Vanderleun notes the not-so-earth-shaking nature of the news alerts he’s been getting of late.

I make that two tawdry crimes and one skeevy bimbo ranking up at the top of the “Breaking News” moments of today. That’s it. That’s the way it is. That’s 30. Th-th-th-that’s all folks!

I hope you won’t take it amiss that, as one of my close friends notes, I think that sort of “Breaking News!” is very good news indeed. It gives me a great deal of reassurance to see such stories dominating the half-baked brains of those in NewzBiz. Stories like that mean, in short, that nothing terribly bad is happening in the world at this moment. No airplanes crashing into skyscrapers. Nothing other than a low-grade grind coming out of Iraq. No tsunami sweeping across the globe. No nation poised (right now) on the brink of eradicating another nation.

Nothing breaking except the ordinary evil of ordinary individuals losing it in ordinary ways. When you’ve got 300 million people bouncing around this country, you’re always going to have this kind of mundane stuff popping up. Tragic to those touched, but utterly without import to everyone else. If you are a NewzBiz bozo you put it on the air because… well, hey, you gotta have something, right? Right. You just can’t send out an email saying, “We wanted to bring you some “breaking news” but right now there just isn’t any. Have a nice day.”
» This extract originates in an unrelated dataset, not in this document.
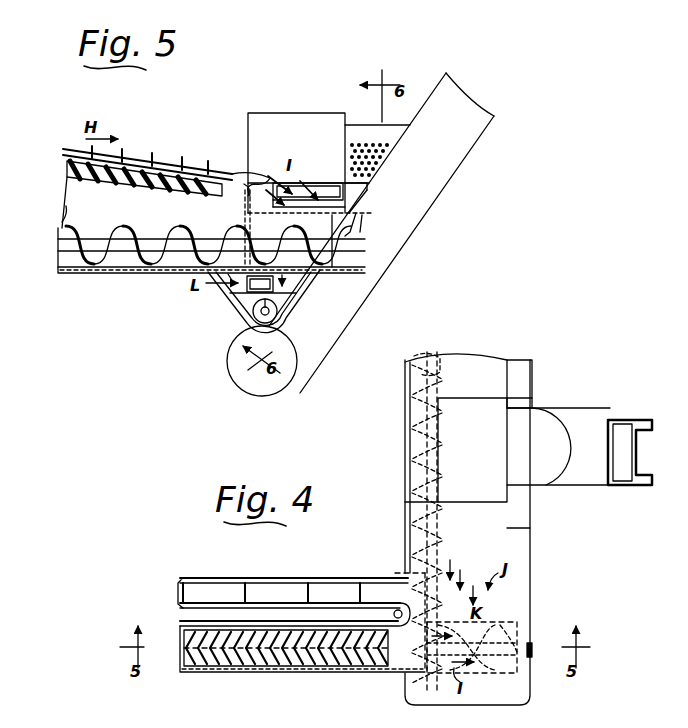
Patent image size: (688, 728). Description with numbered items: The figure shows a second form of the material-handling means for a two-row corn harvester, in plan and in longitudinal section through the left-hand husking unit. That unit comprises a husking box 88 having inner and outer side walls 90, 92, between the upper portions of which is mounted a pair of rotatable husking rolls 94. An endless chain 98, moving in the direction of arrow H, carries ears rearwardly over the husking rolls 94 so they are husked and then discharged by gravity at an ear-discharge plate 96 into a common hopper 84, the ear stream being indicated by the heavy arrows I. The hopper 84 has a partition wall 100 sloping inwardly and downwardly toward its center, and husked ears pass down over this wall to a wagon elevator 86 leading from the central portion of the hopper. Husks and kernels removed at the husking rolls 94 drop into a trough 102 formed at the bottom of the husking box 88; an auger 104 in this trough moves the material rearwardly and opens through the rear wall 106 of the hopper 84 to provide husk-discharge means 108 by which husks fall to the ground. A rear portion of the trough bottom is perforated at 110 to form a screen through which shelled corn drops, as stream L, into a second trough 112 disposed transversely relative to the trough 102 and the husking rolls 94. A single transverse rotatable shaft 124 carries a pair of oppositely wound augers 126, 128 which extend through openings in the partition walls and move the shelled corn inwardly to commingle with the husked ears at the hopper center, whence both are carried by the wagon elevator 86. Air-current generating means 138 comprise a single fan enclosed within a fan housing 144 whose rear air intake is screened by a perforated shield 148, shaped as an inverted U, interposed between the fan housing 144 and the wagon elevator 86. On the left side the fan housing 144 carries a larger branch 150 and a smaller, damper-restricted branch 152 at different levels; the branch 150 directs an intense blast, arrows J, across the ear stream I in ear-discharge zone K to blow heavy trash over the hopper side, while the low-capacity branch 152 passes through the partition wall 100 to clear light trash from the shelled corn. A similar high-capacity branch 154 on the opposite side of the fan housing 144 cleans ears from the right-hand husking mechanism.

Here in SoCal, we have some 16 million souls to generate crime stories with the same number of news outlets to carry them, as say, Denver with approximately 2 million souls. That can make SoCal seem awfully dangerous.

My mother, who watches TV news religiously and knows the TV weathermen by name (although she rarely steps outside to experience any weather), thinks danger lurks everywhere. Especially the freeways. Whenever I go somewhere on the freeways, she frets as if it’s a tour in Iraq.